What Treatments Are Available for Diabetic Eye Disease?

Importance of Controlling Your Diabetes

The best way to treat your diabetic retinopathy is to control your diabetes and follow up with your scheduled eye exams. If you have mild or moderate non-proliferative diabetic retinopathy, you may not need any medical treatment. However, you may be encouraged to keep good blood sugar control. You can assess your control of your diabetes by monitoring your Hemoglobin A1C, a lab sent by your diabetes doctor. It is recommended that this number stays below 7%. Ensure you regularly follow up with your primary care provider or endocrinologist to improve your diabetes management.

Injections

If you have severe non-proliferative diabetic retinopathy, macular edema and/or proliferative diabetic retinopathy, your doctor may treat you with an injection of anti-VEGF medicine. Vascular endothelial growth factor (VEGF) is a protein produced by a damaged retina that causes the production of abnormal blood vessels. However, these blood vessels damage your eye more by causing worsening swelling, bleeding and can cause scars that can pull on your retina and cause a retinal detachment. Anti-VEGF medicine blocks VEGF, which prevents the growth of new blood vessels in the eye. Although the central role of anti-VEGF injections is to prevent your vision from worsening, this medication can sometimes improve your vision. Your ophthalmologist may prescribe three anti-VEGF medications – Avastin, Lucentis, and Eylea.

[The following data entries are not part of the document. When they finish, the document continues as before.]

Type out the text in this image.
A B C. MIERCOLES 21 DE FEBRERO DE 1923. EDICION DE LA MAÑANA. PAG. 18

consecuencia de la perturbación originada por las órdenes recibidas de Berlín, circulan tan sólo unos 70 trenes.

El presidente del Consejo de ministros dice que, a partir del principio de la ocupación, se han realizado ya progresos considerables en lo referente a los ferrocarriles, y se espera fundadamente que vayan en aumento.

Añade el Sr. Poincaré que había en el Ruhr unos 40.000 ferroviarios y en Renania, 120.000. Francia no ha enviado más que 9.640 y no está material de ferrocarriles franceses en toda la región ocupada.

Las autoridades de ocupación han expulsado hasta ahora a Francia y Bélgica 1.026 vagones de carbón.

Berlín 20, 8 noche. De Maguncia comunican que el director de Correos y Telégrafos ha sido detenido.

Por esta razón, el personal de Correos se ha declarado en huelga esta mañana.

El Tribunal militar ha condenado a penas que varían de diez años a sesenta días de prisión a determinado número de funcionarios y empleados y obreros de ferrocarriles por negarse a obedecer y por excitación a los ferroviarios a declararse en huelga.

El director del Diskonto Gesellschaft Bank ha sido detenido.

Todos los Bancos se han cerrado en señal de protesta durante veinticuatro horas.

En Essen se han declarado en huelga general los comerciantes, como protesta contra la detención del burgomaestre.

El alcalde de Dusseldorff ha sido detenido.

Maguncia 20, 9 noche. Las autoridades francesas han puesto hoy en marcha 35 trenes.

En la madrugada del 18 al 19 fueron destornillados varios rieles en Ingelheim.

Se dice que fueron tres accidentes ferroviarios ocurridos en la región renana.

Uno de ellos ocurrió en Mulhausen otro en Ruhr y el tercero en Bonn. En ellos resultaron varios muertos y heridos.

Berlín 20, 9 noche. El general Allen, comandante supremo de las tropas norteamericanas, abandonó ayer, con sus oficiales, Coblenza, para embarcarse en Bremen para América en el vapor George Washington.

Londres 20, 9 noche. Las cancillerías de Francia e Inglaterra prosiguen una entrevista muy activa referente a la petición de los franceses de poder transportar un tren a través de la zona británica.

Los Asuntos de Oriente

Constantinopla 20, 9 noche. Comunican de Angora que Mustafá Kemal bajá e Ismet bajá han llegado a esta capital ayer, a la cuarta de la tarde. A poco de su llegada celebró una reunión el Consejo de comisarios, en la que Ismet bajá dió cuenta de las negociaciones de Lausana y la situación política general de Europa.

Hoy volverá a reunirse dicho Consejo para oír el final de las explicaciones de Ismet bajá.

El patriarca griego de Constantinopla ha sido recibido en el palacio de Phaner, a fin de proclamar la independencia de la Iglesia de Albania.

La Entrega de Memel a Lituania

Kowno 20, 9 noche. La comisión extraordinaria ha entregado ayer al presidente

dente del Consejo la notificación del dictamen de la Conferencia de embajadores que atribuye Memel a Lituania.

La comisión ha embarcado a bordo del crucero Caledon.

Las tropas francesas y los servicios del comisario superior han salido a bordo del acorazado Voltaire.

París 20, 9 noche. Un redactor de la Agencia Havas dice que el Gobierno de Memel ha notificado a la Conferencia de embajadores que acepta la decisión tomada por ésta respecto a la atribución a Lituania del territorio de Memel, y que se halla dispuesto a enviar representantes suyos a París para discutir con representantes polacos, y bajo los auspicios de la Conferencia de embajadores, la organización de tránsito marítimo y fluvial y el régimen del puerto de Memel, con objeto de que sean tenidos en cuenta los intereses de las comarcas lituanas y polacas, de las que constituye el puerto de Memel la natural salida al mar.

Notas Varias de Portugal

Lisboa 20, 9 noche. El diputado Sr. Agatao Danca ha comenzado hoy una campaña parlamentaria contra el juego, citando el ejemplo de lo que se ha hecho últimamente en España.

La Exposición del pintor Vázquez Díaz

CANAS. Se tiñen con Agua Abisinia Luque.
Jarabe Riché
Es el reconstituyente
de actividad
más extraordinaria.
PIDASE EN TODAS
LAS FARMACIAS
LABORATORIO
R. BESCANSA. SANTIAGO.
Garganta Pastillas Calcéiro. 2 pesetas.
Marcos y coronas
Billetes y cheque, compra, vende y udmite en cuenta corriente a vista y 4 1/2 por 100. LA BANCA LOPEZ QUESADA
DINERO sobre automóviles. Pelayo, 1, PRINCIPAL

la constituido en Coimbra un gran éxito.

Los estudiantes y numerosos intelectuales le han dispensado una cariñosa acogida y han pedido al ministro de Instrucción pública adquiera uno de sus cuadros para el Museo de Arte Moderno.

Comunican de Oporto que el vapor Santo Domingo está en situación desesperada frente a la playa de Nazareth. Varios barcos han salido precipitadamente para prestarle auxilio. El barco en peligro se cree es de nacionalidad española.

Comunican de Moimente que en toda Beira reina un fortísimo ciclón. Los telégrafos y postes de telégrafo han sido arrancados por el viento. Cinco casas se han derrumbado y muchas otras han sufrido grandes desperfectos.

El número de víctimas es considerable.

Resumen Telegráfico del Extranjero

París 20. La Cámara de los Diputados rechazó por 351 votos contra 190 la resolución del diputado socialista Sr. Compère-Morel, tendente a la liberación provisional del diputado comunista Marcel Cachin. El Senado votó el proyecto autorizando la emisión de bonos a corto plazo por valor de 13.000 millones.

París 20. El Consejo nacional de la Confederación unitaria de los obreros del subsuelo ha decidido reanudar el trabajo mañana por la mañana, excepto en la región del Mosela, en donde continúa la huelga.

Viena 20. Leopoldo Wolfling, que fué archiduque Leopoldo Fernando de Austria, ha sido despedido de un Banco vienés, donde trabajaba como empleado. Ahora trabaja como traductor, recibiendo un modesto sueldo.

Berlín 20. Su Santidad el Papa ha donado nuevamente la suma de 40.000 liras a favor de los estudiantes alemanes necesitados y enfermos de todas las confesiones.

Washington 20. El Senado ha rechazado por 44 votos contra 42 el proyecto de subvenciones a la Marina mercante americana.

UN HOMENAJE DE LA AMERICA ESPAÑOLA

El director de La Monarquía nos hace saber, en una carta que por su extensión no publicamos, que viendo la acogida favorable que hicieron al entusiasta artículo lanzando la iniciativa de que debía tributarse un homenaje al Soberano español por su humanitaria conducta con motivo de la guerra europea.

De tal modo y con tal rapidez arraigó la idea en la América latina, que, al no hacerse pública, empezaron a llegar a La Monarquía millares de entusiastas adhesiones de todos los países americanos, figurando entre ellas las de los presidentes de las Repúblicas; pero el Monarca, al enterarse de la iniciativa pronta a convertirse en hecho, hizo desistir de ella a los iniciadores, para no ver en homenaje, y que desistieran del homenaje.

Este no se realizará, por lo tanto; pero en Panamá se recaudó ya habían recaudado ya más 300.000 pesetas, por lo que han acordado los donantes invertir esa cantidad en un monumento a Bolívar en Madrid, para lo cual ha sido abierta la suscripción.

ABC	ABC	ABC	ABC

Avastin, Lucentis, and Eylea are administered by injection directly into the eye after the surface has been numbed. The needle is very small and inserted near the eye’s corner – not the center. During the injection procedure, the doctor will ask the patient to look in the opposite direction to expose the injection site, allowing the patient to avoid seeing the needle. These medications are powerful; however, the vessels are not gone forever. As the drug’s effect will wear off in about four weeks, these vessels may come back depending on the severity of the retinopathy.

Laser

Based on your imaging, your doctor may also recommend laser treatment. The purpose of the laser is to slow down the leakage of fluid and blood in the eye. There are two main types of laser treatment:

  • Photocoagulation or focal laser treatment: This laser treatment targets an area of your retina leaking fluid or blood into your eye. This treatment burns the abnormal leaking blood vessels to prevent further vision loss. This treatment is usually done in one or a few sessions.
  • Panretinal photocoagulation or scatter laser treatment: This treatment lasers the ischemic retina causing VEGF release. The burning from the laser treatment causes the abnormal new blood vessels to shrink and scar away. For this treatment, your doctor may ask that this treatment be done in the course of two or more sessions.

Surgery

If there is still concern for worsening diabetic retinopathy, your doctor may suggest a surgical treatment. One of these procedures is a Vitrectomy. This procedure uses a small cut in your eye to remove the vitreous or transparent gel that fills the eye’s interior. This helps remove any blood in the middle section of your eye and removes scar tissues that may be tugging on your retina to prevent a retinal detachment or separation of the retina from the underlying supportive tissues.